Ça, tu sais, mes parents mentent eux aussi quand ils veulent me faire avouer quelque chose.


SEVRAIS

Laisse tes parents mentir, et nous, ne mentons plus.


SOUPLIER

Oui… Si tous les autres, à la boîte, pouvaient en faire autant !


SEVRAIS

Dimanche matin, je te parlerai de notre nouvelle vie. Depuis que j’ai pris cette décision, j’ai tant de choses à te dire !


SOUPLIER

Pas dimanche. Je suis collé.


SEVRAIS

Encore ! Pourquoi ?


SOUPLIER

J’ai fait du chahut à la gym. J’aime faire du chahut à la gym.


SEVRAIS

Ah ! ce que tu es embêtant !


SOUPLIER

Est-ce ma faute, à moi, si je suis collé !


SEVRAIS

Non, c’est la mienne ! – Écoute, je ne peux pas attendre l’autre dimanche. Huit jours, ce n’est pas possible ! Viens demain à la resserre à cinq heures moins le quart, au début de l’étude. Tu diras à ton surveillant que tu as une répétition de la schola. Moi, je répète Andromaque à trois heures. Je me rendrai libre pour quatre heures et demie, et t’attendrai à la resserre. J’ai la clef, c’est moi qui vends le chocolat. Je dirai que j’ai les comptes du chocolat à y faire. J’ai tout un plan de ce que maintenant tu dois être, de ce que nous devons être.
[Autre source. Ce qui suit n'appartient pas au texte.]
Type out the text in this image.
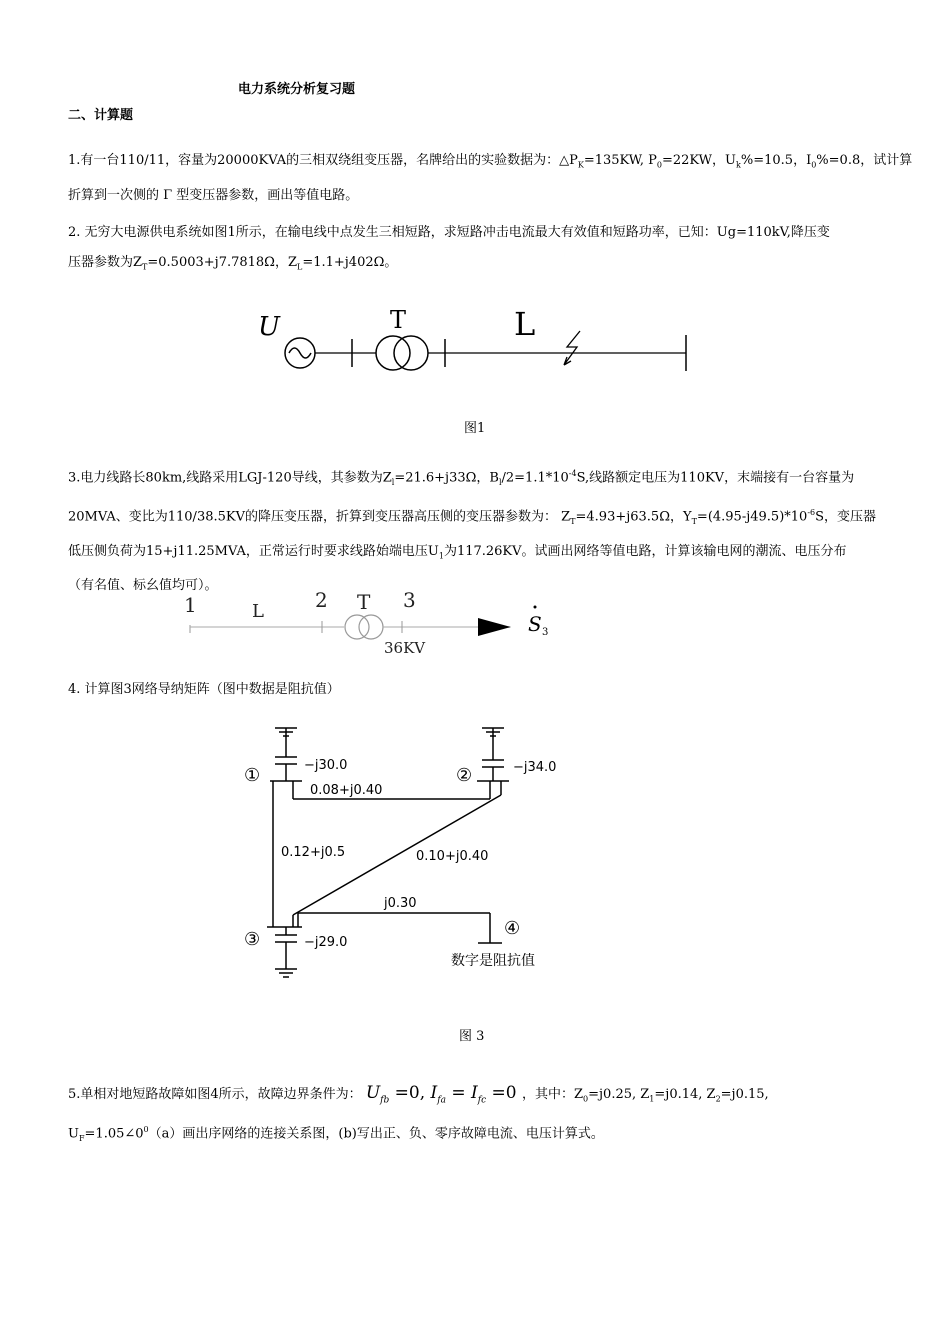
电力系统分析复习题
二、计算题
1.有一台110/11，容量为20000KVA的三相双绕组变压器，名牌给出的实验数据为：$\triangle P_K=135KW$, $P_0=22KW$，$U_k\%=10.5$，$I_0\%=0.8$，试计算
折算到一次侧的 Γ 型变压器参数，画出等值电路。
2. 无穷大电源供电系统如图1所示，在输电线中点发生三相短路，求短路冲击电流最大有效值和短路功率，已知：Ug=110kV,降压变
压器参数为$Z_T=0.5003+j7.7818\Omega$，$Z_L=1.1+j402\Omega$。
U	T	L
图1
3.电力线路长80km,线路采用LGJ-120导线，其参数为$Z_l=21.6+j33\Omega$，$B_l/2=1.1*10^{-4}S$,线路额定电压为110KV，末端接有一台容量为
20MVA、变比为110/38.5KV的降压变压器，折算到变压器高压侧的变压器参数为： $Z_T=4.93+j63.5\Omega$，$Y_T=(4.95-j49.5)*10^{-6}S$，变压器
低压侧负荷为15+j11.25MVA，正常运行时要求线路始端电压$U_1$为117.26KV。试画出网络等值电路，计算该输电网的潮流、电压分布
（有名值、标幺值均可）。
1	2	3
L	T
36KV
S 3
4. 计算图3网络导纳矩阵（图中数据是阻抗值）
①	②
③
④
−j30.0	−j34.0
−j29.0
0.08+j0.40
0.12+j0.5	0.10+j0.40
j0.30
数字是阻抗值
图 3
5.单相对地短路故障如图4所示，故障边界条件为： $U_{fb} =0$, $I_{fa} = I_{fc} =0$ ，其中：$Z_0=j0.25$, $Z_1=j0.14$, $Z_2=j0.15$,
$U_F=1.05\angle 0^0(a)$画出序网络的连接关系图，(b)写出正、负、零序故障电流、电压计算式。
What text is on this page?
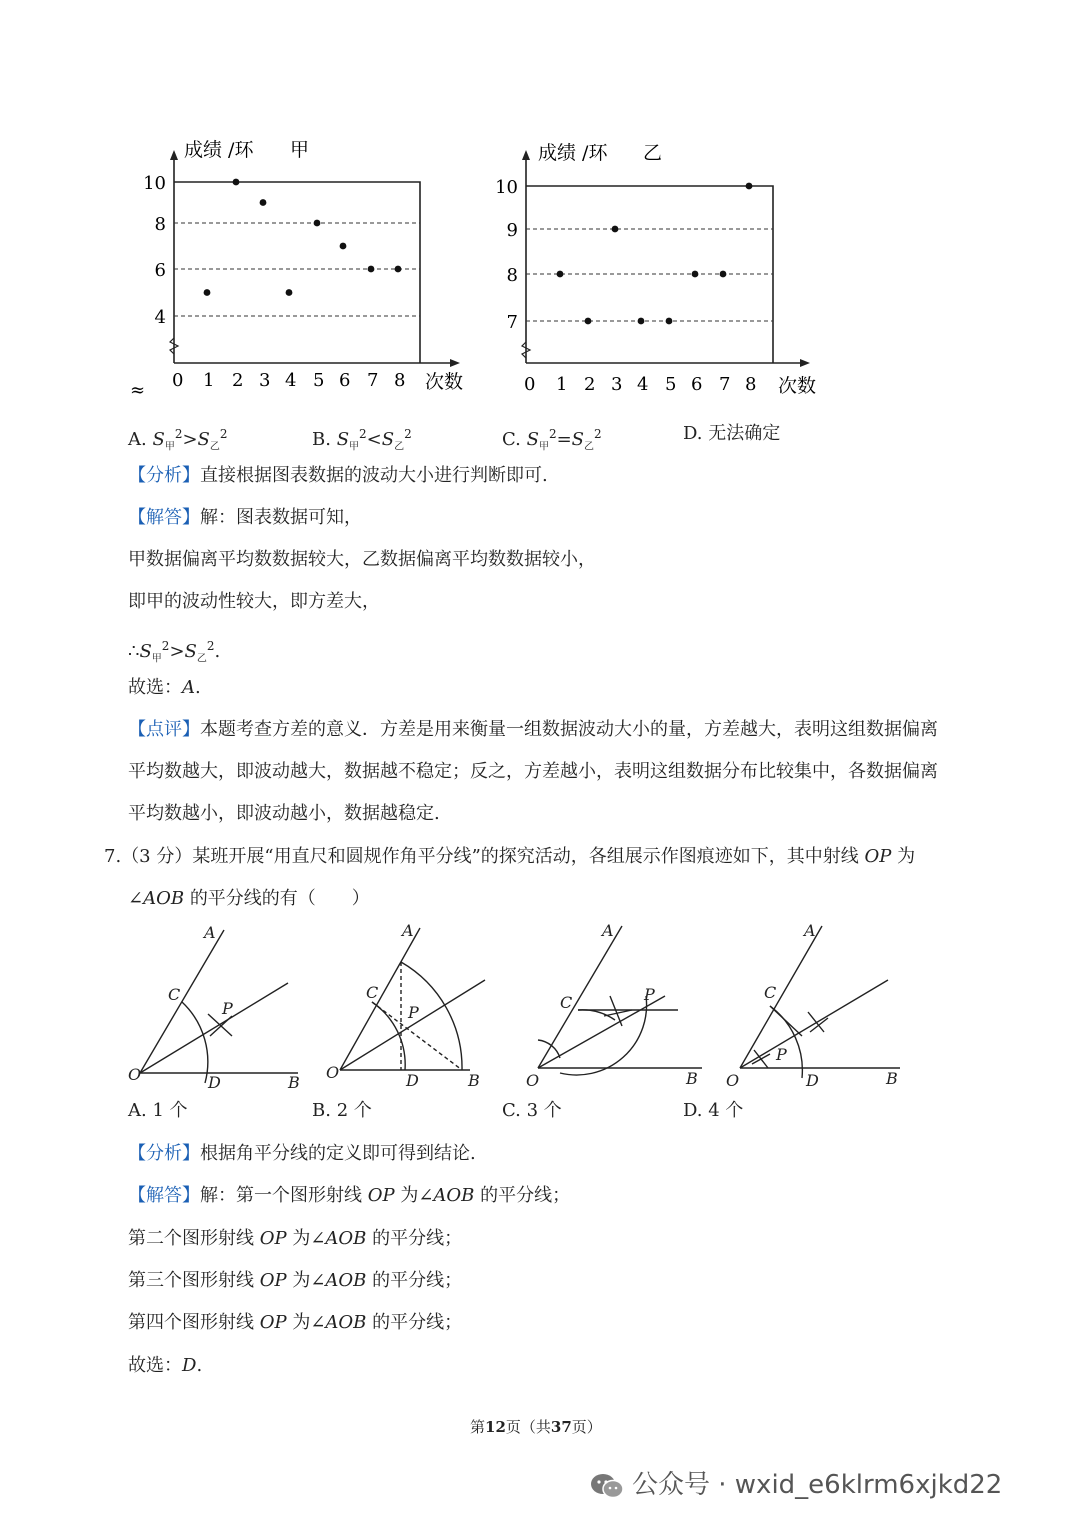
4
6
8
10
0 1 2 3 4 5 6 7 8
成绩 /环 甲
次数
≈
7
8
9
10
0 1 2 3 4 5 6 7 8
成绩 /环 乙
次数
A. $S_甲^2>S_乙^2$	B. $S_甲^2<S_乙^2$	C. $S_甲^2=S_乙^2$	D. 无法确定
【分析】直接根据图表数据的波动大小进行判断即可.
【解答】解：图表数据可知，
甲数据偏离平均数数据较大，乙数据偏离平均数数据较小，
即甲的波动性较大，即方差大，
$\therefore S_甲^2>S_乙^2$.
故选：A.
【点评】本题考查方差的意义．方差是用来衡量一组数据波动大小的量，方差越大，表明这组数据偏离
平均数越大，即波动越大，数据越不稳定；反之，方差越小，表明这组数据分布比较集中，各数据偏离
平均数越小，即波动越小，数据越稳定.
7.（3 分）某班开展“用直尺和圆规作角平分线”的探究活动，各组展示作图痕迹如下，其中射线 OP 为
∠AOB 的平分线的有（　　）
A
C
P
O	D	B
A
C
P
O	D	B
A
C	P
O	B
A
C
P
O	D	B
A. 1 个	B. 2 个	C. 3 个	D. 4 个
【分析】根据角平分线的定义即可得到结论.
【解答】解：第一个图形射线 OP 为∠AOB 的平分线；
第二个图形射线 OP 为∠AOB 的平分线；
第三个图形射线 OP 为∠AOB 的平分线；
第四个图形射线 OP 为∠AOB 的平分线；
故选：D.
第12页（共37页）
公众号 · wxid_e6klrm6xjkd22
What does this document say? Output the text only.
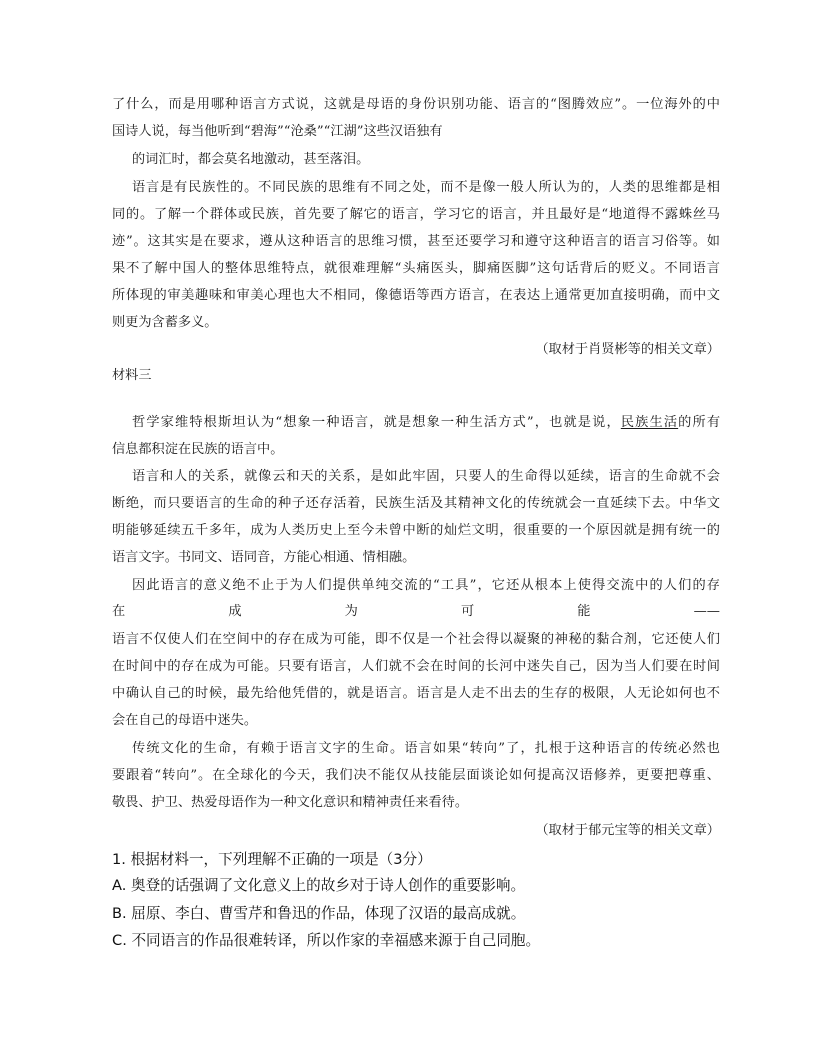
了什么，而是用哪种语言方式说，这就是母语的身份识别功能、语言的“图腾效应”。一位海外的中
国诗人说，每当他听到“碧海”“沧桑”“江湖”这些汉语独有
的词汇时，都会莫名地激动，甚至落泪。
语言是有民族性的。不同民族的思维有不同之处，而不是像一般人所认为的，人类的思维都是相
同的。了解一个群体或民族，首先要了解它的语言，学习它的语言，并且最好是“地道得不露蛛丝马
迹”。这其实是在要求，遵从这种语言的思维习惯，甚至还要学习和遵守这种语言的语言习俗等。如
果不了解中国人的整体思维特点，就很难理解“头痛医头，脚痛医脚”这句话背后的贬义。不同语言
所体现的审美趣味和审美心理也大不相同，像德语等西方语言，在表达上通常更加直接明确，而中文
则更为含蓄多义。
（取材于肖贤彬等的相关文章）
材料三
哲学家维特根斯坦认为“想象一种语言，就是想象一种生活方式”，也就是说，民族生活的所有
信息都积淀在民族的语言中。
语言和人的关系，就像云和天的关系，是如此牢固，只要人的生命得以延续，语言的生命就不会
断绝，而只要语言的生命的种子还存活着，民族生活及其精神文化的传统就会一直延续下去。中华文
明能够延续五千多年，成为人类历史上至今未曾中断的灿烂文明，很重要的一个原因就是拥有统一的
语言文字。书同文、语同音，方能心相通、情相融。
因此语言的意义绝不止于为人们提供单纯交流的“工具”，它还从根本上使得交流中的人们的存
在	成	为	可	能	——
语言不仅使人们在空间中的存在成为可能，即不仅是一个社会得以凝聚的神秘的黏合剂，它还使人们
在时间中的存在成为可能。只要有语言，人们就不会在时间的长河中迷失自己，因为当人们要在时间
中确认自己的时候，最先给他凭借的，就是语言。语言是人走不出去的生存的极限，人无论如何也不
会在自己的母语中迷失。
传统文化的生命，有赖于语言文字的生命。语言如果“转向”了，扎根于这种语言的传统必然也
要跟着“转向”。在全球化的今天，我们决不能仅从技能层面谈论如何提高汉语修养，更要把尊重、
敬畏、护卫、热爱母语作为一种文化意识和精神责任来看待。
（取材于郁元宝等的相关文章）
1. 根据材料一，下列理解不正确的一项是（3分）
A. 奥登的话强调了文化意义上的故乡对于诗人创作的重要影响。
B. 屈原、李白、曹雪芹和鲁迅的作品，体现了汉语的最高成就。
C. 不同语言的作品很难转译，所以作家的幸福感来源于自己同胞。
Mais je n’y ai pas encore mis de l’ordre ; j’y réfléchirai ce soir dans mon lit, et je t’expliquerai ça demain.


SOUPLIER

Tu prétends que tu avais sur moi une mauvaise influence, et tu veux changer. Mais tu me pousses à venir à la resserre pendant l’étude, en racontant une blague à Prial…


SEVRAIS

Cela n’a aucune importance, puisque de Pradts a permis que nous nous voyions, nous a laissés ensemble dans son propre bureau, et puisque je ne te verrai demain que pour te parler de notre nouvelle ligne de conduite. On veut que j’aie de l’influence sur toi : c’est admettre que nous nous verrons autrement qu’une heure le dimanche matin, à la sortie. Ce n’est pas en te voyant une heure par semaine que je peux quelque chose sur toi. Et quand je dis une heure par semaine !… Comme tu es toujours collé… (On frappe.) Alors, entendu, demain cinq heures moins le quart ?


SOUPLIER

Oui, entendu.


SEVRAIS,
lui rendant le bout de ficelle.

Tiens, ta ficelle.

On frappe à nouveau, puis on entrebâille la porte.